Como colofón, en nuestro cuarto capítulo, abordaremos un tema crucial para los ejercientes del Derecho, las comunicaciones electrónicas como prueba en el juicio oral, cuestión que ha originado una rica jurisprudencia. Se trata del capítulo más práctico de nuestra investigación, en el que analizaremos los diferentes institutos jurídicos que pueden estar relacionados con las comunicaciones electrónicas, esto es: el interrogatorio del acusado, la prueba testifical de voz e informática, la prueba documental pública y privada y cómo se puede llevar al proceso, el reconocimiento judicial, la lectura de las diligencias practicadas, el valor de las transcripciones y, finalmente, la valoración de la prueba en el proceso penal y el destino que han de seguir los registros grabados con la medida de intervención de las comunicaciones tras la finalización del procedimiento.
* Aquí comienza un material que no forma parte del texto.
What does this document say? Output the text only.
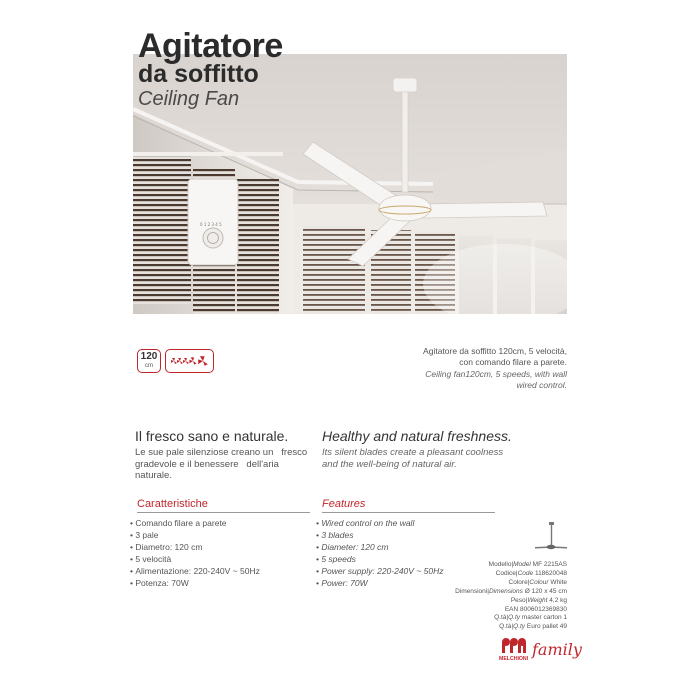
0 1 2 3 4 5
Agitatore
da soffitto
Ceiling Fan
120
cm
Agitatore da soffitto 120cm, 5 velocità,
con comando filare a parete.
Ceiling fan120cm, 5 speeds, with wall
wired control.
Il fresco sano e naturale. Healthy and natural freshness.
Le sue pale silenziose creano un   fresco
gradevole e il benessere   dell'aria
naturale.
Its silent blades create a pleasant coolness
and the well-being of natural air.
Caratteristiche	Features
• Comando filare a parete
• 3 pale
• Diametro: 120 cm
• 5 velocità
• Alimentazione: 220-240V ~ 50Hz
• Potenza: 70W
• Wired control on the wall
• 3 blades
• Diameter: 120 cm
• 5 speeds
• Power supply: 220-240V ~ 50Hz
• Power: 70W
Modello|Model MF 2215AS
Codice|Code 118620048
Colore|Colour White
Dimensioni|Dimensions Ø 120 x 45 cm
Peso|Weight 4,2 kg
EAN 8006012369830
Q.tà|Q.ty master carton 1
Q.tà|Q.ty Euro pallet 49
MELCHIONI family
En definitiva, la presente investigación pretende ser un estudio de cómo ha evolucionado esta medida desde la plasmación en el acervo jurisprudencial hasta la normativa actual y cómo se lleva a cabo en la práctica.

1.Vid. BURGOS GARRIDO, B., “Las nuevas tecnologías en las profesiones jurídicas: una necesidad formativa”, en La docencia universitaria en el ámbito de las ciencias jurídicas y sociales (Dirs.: L. M. García Lozano y J. N. Nicolás García, Coords.: C. Carrillo González e I. Olmos Rubio), Thomson Reuters Aranzadi, 2019, pp. 133 a 142; y BURGOS GARRIDO, B., “La adaptación de la docencia a la enseñanza no presencial. Una experiencia en la Universidad de Granada”, en La adaptación de la docencia a la enseñanza no presencial y semipresencial del Derecho. Una experiencia desde la Universidad de Granada y el Derecho Administrativo (Dir.: F. J. Durán Ruiz, Coord.: A. Navarro Ortega, A), Comares, Granada, 2021 (en prensa).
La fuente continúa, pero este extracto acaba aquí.